Chapter 462: The Last Dawn 2
The dead—all the dead that Luna and Garduck had created in their assault—began to stir. Not as mindless zombies, but as loyal soldiers of the god of the underworld. Their eyes blazed with green fire as they turned on their killers, their broken bodies moving with supernatural grace.
"You think death ends service to the gods?" Osiris’s voice carried the finality of the grave. "Death is where service truly begins."
Luna found herself surrounded by the very war-sphinxes she had destroyed, their stone flesh reformed and their riddles now whispered with the voices of the dead. "What burns hotter than the sun?" one asked, its voice a hollow echo of her own words. "The flames of regret, child. The fire that burns when you realise your defeat."
Isis wove spells that turned Luna’s own flames against her, the demoness forced to dodge emerald serpents that bore her own essence. "You use fire as a weapon," the goddess said, her voice beautiful and terrible. "But fire serves life, not destruction. Let me show you the difference."
The hijacked flames began to burn with new purpose, no longer destroying but purifying. Where they touched Luna’s skin, they didn’t wound—they revealed. Her demonic essence began to waver, her true nature laid bare by fires that burned away all pretense and lies.

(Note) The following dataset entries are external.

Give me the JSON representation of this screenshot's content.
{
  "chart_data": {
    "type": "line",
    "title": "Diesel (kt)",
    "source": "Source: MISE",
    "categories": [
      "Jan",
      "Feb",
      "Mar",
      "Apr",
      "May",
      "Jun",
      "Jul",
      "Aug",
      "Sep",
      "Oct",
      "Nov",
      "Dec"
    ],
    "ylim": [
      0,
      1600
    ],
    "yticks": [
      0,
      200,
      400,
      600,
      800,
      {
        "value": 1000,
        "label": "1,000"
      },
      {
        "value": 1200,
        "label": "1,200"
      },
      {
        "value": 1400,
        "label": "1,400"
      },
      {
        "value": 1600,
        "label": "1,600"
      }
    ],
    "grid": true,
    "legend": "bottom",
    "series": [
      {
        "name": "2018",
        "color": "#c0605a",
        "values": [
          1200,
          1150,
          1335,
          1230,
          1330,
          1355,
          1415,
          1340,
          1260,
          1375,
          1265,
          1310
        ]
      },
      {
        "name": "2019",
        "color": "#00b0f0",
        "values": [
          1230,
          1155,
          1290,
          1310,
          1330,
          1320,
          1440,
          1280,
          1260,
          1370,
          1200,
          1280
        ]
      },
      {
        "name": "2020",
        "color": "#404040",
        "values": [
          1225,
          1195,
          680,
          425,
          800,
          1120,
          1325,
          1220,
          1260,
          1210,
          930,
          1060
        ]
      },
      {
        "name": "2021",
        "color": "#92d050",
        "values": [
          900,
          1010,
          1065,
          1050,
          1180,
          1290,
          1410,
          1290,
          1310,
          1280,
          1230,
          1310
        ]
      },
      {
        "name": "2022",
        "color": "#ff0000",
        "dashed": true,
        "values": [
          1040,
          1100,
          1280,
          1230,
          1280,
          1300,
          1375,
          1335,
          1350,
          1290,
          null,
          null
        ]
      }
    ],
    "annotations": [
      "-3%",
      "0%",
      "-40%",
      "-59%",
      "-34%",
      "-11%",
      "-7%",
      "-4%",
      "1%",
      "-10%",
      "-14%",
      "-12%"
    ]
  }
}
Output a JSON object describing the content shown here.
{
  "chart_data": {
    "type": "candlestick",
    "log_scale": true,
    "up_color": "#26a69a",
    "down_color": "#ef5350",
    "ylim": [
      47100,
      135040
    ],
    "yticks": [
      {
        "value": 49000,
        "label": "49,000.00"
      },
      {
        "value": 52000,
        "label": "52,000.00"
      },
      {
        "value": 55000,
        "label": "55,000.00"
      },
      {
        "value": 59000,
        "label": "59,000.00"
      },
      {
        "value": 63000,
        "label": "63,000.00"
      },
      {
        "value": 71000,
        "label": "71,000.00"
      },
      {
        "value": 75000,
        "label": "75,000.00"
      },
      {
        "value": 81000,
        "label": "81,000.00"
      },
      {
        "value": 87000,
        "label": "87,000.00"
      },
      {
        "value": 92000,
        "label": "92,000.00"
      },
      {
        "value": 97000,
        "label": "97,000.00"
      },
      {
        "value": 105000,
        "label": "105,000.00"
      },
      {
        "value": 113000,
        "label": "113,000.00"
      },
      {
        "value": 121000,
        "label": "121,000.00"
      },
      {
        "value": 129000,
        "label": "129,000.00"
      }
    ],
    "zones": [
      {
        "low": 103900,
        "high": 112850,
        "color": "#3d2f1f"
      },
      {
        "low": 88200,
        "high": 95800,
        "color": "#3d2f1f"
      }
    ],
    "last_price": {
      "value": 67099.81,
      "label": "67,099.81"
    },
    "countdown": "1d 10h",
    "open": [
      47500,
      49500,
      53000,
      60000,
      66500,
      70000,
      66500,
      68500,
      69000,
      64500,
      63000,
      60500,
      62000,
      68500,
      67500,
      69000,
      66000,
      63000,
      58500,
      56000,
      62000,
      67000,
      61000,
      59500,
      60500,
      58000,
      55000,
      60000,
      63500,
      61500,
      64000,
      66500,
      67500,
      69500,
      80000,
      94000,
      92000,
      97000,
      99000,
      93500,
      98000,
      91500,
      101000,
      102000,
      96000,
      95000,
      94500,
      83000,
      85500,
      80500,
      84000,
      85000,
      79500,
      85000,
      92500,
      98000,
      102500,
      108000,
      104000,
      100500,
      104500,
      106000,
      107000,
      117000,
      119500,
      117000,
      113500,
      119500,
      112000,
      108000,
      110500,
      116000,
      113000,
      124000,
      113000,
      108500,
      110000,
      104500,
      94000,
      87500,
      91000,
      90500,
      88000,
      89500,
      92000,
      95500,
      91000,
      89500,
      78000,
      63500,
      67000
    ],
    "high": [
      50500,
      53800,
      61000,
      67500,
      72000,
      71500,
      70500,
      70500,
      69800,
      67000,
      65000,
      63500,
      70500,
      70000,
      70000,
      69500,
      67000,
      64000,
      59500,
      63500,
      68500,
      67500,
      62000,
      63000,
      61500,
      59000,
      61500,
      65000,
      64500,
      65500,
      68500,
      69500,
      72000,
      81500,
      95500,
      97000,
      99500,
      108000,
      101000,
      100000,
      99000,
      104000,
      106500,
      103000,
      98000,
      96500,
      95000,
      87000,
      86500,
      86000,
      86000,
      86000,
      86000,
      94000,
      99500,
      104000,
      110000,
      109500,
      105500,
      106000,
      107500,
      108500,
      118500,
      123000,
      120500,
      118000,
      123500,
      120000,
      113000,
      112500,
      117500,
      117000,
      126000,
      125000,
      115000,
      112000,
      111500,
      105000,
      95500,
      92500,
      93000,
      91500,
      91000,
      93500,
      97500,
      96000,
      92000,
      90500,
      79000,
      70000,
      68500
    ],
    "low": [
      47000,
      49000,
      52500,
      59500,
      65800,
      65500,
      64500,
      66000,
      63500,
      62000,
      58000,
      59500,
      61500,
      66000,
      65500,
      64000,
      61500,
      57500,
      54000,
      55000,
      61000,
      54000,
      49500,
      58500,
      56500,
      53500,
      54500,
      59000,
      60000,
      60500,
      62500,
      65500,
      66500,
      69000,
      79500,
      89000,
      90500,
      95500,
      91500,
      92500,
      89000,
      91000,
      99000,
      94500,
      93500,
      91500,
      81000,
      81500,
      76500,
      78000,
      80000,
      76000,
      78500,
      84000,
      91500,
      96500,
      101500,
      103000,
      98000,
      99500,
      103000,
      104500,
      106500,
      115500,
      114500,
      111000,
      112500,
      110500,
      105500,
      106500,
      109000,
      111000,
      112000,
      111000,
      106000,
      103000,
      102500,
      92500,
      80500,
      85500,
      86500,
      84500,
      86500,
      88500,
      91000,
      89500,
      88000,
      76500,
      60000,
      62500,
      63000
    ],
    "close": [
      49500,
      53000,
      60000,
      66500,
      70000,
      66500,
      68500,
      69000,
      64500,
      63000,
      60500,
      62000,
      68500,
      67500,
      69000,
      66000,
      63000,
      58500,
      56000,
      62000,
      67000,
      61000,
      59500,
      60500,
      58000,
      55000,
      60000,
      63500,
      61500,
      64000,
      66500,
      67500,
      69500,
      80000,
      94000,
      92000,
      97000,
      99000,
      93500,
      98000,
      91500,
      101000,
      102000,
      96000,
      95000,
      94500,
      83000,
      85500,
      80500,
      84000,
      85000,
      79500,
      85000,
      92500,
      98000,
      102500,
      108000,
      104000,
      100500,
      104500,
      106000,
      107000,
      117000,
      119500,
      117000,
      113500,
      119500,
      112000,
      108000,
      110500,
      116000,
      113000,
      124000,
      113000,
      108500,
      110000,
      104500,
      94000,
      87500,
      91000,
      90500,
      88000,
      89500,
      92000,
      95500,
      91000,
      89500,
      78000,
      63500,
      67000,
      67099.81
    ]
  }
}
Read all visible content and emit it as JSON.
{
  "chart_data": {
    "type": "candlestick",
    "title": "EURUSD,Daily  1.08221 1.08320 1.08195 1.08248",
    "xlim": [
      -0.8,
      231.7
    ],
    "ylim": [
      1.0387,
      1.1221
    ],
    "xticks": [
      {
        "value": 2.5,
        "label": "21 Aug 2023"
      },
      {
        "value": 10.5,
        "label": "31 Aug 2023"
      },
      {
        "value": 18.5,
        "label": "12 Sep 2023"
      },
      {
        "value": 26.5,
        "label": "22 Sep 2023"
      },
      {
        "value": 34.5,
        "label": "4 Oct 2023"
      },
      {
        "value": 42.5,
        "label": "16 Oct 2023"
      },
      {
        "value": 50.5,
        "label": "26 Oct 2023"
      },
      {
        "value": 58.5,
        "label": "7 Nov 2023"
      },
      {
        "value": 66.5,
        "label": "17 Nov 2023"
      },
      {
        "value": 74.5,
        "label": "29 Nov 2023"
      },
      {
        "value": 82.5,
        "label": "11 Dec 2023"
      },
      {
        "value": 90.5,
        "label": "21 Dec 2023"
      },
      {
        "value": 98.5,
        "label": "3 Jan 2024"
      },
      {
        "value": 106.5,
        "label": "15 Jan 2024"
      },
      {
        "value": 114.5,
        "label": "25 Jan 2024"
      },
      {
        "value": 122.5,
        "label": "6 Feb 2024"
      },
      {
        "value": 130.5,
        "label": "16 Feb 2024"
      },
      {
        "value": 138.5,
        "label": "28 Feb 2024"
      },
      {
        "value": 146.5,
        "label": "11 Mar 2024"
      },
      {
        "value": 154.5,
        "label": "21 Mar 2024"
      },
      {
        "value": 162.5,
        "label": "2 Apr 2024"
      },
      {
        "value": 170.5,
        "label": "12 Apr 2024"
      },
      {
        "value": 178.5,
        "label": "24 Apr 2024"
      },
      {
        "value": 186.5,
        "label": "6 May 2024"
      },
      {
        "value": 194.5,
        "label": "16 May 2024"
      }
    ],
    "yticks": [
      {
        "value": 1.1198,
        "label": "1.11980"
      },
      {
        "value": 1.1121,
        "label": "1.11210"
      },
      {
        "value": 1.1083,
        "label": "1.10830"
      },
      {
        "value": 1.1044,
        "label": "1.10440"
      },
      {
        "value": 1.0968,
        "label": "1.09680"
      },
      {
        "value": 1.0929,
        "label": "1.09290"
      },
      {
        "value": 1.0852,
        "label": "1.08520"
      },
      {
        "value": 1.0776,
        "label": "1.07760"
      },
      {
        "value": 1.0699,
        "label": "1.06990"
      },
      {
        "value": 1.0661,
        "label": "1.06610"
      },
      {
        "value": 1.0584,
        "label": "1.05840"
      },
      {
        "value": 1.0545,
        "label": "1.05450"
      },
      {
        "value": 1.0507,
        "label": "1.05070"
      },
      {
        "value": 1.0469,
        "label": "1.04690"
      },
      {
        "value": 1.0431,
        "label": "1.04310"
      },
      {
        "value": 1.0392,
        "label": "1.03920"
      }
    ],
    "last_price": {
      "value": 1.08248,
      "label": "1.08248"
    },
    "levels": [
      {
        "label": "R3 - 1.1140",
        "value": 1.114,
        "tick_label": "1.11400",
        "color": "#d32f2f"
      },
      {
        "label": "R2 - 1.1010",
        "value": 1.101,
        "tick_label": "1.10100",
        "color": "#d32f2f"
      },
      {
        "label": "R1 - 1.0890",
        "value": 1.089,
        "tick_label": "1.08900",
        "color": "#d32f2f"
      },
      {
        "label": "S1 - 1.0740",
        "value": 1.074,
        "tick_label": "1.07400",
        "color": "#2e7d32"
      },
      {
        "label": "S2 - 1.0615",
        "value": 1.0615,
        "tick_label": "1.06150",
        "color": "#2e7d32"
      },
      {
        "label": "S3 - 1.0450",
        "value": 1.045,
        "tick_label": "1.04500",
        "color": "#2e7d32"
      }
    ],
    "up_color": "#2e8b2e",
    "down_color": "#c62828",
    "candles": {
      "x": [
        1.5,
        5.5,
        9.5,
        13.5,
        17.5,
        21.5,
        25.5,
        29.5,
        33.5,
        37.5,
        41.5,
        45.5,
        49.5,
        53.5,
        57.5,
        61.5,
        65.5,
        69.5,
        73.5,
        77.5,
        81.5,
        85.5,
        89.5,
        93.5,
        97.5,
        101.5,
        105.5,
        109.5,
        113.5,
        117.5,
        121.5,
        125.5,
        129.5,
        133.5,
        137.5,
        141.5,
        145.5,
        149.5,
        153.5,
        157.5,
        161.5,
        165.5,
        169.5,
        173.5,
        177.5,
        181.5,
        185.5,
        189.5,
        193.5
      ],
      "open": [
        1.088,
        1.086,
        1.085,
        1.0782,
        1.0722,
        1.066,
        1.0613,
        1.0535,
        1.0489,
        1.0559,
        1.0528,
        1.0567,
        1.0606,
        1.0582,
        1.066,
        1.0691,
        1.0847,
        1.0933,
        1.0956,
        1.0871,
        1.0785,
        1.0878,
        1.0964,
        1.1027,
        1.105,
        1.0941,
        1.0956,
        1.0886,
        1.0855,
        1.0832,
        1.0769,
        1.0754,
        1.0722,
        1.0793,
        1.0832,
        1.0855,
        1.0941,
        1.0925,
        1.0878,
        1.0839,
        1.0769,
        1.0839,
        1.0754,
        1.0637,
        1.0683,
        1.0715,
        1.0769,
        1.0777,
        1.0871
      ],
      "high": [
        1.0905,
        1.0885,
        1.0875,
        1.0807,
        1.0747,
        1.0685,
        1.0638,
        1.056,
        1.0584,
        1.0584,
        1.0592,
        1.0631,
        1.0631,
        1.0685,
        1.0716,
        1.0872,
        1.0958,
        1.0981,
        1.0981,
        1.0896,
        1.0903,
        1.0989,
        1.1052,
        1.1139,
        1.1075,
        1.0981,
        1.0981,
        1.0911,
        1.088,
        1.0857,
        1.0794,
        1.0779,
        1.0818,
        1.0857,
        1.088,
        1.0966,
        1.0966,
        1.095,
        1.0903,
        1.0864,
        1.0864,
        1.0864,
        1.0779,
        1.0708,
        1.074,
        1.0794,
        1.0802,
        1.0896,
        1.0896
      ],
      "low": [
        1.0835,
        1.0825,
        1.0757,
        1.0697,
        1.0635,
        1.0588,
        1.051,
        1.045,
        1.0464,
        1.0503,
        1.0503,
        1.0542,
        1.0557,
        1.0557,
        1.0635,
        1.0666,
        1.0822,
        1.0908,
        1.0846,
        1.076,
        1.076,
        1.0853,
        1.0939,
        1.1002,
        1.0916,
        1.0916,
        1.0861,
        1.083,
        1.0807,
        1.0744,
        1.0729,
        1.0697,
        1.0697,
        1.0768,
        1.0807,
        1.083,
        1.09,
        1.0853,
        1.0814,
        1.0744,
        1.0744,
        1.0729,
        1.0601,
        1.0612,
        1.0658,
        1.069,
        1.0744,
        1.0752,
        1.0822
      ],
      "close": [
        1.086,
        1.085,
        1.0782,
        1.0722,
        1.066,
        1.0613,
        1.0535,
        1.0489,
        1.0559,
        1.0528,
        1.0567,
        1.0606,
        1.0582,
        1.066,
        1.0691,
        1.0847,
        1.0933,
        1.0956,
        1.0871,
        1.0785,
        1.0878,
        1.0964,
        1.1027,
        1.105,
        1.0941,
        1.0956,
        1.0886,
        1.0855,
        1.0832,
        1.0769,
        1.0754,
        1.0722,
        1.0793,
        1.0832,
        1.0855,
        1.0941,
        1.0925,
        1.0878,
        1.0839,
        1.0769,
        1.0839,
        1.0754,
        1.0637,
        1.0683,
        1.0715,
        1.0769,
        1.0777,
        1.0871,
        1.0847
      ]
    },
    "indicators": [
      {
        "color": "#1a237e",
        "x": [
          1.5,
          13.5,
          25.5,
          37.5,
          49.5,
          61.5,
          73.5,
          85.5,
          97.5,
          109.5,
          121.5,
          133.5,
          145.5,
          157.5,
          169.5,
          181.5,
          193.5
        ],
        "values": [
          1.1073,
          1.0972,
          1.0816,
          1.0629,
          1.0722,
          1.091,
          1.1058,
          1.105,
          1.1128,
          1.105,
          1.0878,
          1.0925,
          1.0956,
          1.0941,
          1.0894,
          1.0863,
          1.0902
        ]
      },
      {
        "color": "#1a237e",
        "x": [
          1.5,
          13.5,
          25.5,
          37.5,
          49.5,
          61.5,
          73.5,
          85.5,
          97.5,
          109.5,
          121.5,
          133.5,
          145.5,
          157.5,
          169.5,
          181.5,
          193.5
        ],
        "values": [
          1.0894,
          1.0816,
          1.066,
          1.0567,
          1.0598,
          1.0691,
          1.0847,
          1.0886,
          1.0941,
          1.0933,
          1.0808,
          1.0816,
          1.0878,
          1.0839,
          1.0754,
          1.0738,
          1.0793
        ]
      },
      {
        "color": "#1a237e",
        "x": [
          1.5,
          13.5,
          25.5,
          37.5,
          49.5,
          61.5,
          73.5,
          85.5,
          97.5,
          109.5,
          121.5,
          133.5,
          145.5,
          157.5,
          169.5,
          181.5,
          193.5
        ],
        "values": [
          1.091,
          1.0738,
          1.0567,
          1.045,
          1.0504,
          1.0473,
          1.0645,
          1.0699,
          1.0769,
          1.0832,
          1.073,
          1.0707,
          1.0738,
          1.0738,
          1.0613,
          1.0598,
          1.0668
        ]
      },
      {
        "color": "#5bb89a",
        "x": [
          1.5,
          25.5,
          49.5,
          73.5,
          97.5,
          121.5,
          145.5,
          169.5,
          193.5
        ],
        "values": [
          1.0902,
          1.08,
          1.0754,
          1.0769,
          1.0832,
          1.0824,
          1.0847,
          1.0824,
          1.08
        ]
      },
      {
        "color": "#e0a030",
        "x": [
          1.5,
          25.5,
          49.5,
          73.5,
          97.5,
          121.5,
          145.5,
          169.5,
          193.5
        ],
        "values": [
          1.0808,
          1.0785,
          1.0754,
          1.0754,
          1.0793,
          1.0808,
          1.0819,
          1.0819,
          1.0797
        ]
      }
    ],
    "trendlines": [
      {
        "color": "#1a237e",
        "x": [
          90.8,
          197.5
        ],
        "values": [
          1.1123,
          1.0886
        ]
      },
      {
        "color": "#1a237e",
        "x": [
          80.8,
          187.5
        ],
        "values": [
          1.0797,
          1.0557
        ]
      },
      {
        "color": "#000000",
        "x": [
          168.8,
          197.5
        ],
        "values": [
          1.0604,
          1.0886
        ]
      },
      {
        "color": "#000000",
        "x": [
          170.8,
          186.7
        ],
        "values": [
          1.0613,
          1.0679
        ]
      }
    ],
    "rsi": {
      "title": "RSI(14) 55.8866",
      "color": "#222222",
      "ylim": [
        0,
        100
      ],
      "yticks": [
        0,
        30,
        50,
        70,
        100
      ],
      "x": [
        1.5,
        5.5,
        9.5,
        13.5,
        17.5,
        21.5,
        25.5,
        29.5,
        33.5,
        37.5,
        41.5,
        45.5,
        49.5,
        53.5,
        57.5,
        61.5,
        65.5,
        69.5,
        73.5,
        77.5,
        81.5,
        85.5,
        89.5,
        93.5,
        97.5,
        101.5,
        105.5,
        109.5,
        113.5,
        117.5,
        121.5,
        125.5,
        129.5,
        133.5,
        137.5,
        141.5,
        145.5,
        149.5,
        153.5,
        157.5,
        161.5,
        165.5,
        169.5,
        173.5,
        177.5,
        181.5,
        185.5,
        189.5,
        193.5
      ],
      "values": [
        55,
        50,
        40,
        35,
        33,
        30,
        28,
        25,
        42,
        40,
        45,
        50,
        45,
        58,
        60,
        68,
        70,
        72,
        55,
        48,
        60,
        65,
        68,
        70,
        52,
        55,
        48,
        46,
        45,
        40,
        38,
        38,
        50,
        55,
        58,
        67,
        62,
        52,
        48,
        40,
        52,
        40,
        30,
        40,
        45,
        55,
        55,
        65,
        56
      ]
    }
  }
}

Horus descended like divine retribution, his massive wings blotting out the sun as he dove toward Garduck. The demon’s colossal strength meant nothing against the sky god’s speed—talons that could rend reality itself raked across Garduck’s back before he could react, ichor spattering the sand as he roared in pain and fury.
"You boast of strength, demon," Horus spoke as he soared past, preparing for another dive. "But strength without wisdom is merely destruction. And destruction serves no purpose but its own end."
Anubis appeared beside the wounded Garduck, his jackal head tilting with the patience of one who had weighed countless hearts. "Your heart is heavy with rage, silver-haired one. Let me lighten its burden."
The god of judgment reached toward Garduck’s chest, not to wound but to weigh. His touch bypassed flesh and bone to grip the demon’s very soul, and Garduck felt his strength beginning to ebb as his rage was measured against the feather of Ma’at.
Thoth appeared among the chaos gods, his ibis head crowned with the wisdom of ages. Where Set’s chaos twisted reality, Thoth’s knowledge untwisted it. Where Apep’s darkness swallowed light, Thoth’s understanding illuminated truth. Where Njord’s waters defied nature, Thoth’s wisdom restored natural law.